Fue acertada su decisión de dedicarse a la música y de abocarse a ese género, caracterizado esencialmente por su capacidad de darle a la realidad un sentido tierno, devastador, casi humano. Incluso me atrevo a pensar que Amy Winehouse fue feliz, desbordantemente feliz, durante esos instantes en que estaba en el escenario y cantaba para su público y, sobre todo, para sí misma.

En el documental se aprecia no sólo a la artista en el desenfrenado proceso de su despeñamiento sino también a la mente brillante que concibió la necesidad de entender y lograr su obra musical como resultado de un proceso tanto intuitivo como cerebral. Lo logró en su primer disco ‘Frank’, que fue un éxito, y en el cual comulgaban el desfogue erótico del dios Dionisio y la genialidad depurada con rigurosidad del dios Apolo.

Luego vino ‘Back To Black’ y la fama internacional. Amy Winehouse se propuso hacer un disco que, sin perder la esencia del jazz, pudiera llegar a todos los públicos. No pretendía decantarse por el pop, pero sí estaba consciente de la necesidad de que su música rompiera el circuito de una élite intelectual. Fue un suceso de masas.

Su voz, descarnada y a la vez esplendorosa, deleitó al mundo con ‘Rehab’, la canción con la que arrasó en los premios Grammy y que expresa los tristes dilemas de su vida. Y es que sus letras tenían esa capacidad de transmitir, gracias a las palabras, todo lo que la aquejaba y, entonces, tal vez, podía liberarse.

Mientras su éxito crecía como la espuma, la cantante caía en un desbarrancadero del cual nadie la iba a salvar. Ni siquiera su música. Su adicción a la heroína y otras drogas, así como al alcohol, iban carcomiendo su salud. Todos se aprovecharon de ella y de su éxito comercial, incluso su padre. El de ella es un caso de explotación artística y de absoluto abandono. Por eso, al mismo tiempo que los millones de dólares no paraban de llegar, su voz se apagaba lentamente.

Entonces, Amy se condujo –con los ojos cerrados– hacia el único fin posible. Una muerte joven y escandalosa. Triste, como había sido gran parte de su vida.
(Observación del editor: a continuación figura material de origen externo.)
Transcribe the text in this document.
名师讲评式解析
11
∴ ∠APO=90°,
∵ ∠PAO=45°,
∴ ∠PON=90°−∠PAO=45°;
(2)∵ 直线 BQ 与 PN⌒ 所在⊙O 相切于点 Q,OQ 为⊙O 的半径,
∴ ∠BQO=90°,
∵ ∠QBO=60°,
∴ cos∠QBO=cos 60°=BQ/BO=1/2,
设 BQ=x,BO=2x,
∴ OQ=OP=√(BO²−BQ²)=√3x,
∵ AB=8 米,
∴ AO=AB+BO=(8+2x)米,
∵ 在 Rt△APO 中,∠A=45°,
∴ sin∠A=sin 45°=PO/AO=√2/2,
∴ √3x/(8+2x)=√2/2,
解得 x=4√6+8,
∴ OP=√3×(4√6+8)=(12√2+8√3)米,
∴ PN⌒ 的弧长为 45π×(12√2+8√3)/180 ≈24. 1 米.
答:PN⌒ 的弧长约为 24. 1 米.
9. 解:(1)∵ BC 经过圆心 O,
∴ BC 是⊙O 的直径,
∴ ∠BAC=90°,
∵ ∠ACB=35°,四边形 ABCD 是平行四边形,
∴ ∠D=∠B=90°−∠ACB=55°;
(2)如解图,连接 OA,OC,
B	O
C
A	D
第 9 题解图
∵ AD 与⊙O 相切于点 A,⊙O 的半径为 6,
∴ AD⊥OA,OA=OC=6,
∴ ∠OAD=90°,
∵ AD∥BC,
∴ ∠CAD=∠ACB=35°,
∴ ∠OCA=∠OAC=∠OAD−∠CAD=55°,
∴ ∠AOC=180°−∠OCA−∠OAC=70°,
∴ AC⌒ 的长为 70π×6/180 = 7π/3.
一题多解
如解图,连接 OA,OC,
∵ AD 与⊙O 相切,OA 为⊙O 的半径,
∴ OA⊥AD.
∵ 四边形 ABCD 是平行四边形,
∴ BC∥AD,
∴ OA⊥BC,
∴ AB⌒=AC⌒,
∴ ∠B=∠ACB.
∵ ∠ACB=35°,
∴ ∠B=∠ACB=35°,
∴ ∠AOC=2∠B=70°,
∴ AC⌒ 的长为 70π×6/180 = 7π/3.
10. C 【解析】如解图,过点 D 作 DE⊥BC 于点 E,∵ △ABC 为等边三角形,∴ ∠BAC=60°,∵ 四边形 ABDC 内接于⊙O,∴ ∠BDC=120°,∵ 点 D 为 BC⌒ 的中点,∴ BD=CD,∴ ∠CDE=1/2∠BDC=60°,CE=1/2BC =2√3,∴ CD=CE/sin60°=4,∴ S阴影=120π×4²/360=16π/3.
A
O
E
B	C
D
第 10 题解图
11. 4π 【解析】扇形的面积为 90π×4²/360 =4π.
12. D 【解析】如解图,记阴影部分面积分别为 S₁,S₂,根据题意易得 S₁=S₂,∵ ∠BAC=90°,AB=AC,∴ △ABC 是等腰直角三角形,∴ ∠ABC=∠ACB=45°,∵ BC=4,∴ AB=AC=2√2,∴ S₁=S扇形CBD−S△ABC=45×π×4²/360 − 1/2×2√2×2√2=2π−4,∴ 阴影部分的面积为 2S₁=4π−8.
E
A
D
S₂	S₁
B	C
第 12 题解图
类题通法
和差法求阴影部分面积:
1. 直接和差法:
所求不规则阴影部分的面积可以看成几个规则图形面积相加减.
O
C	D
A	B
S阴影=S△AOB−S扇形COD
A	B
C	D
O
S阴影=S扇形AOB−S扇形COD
Murió arrasada por esa extraña soledad que se da en medio del ruido de las críticas, del acoso de los paparazis y de la admiración de un público que, sin embargo, no dejaba de idolatrarla.

Amy Winehouse fue de esas criaturas que nacieron con un don especial: su voz, trágica, era capaz de darle a la humanidad un respiro. El documental narra, con enorme consciencia, esta historia. Uno de los entrevistados cuenta haber percibido que Amy, pese a su juventud, era portadora de un alma con muchos más años. Quizá por eso su voz era como el presentimiento de un terremoto, como algo que resonaba en los huesos. Su voz venía desde la oscuridad de las cuevas en donde habitaron los primeros hombres y sonaron las primeras canciones. Por eso su voz, pese al desastre, nos acompaña y nos rehabilita. Una y otra vez. La suya, es una voz que desde siempre ha estado con nosotros.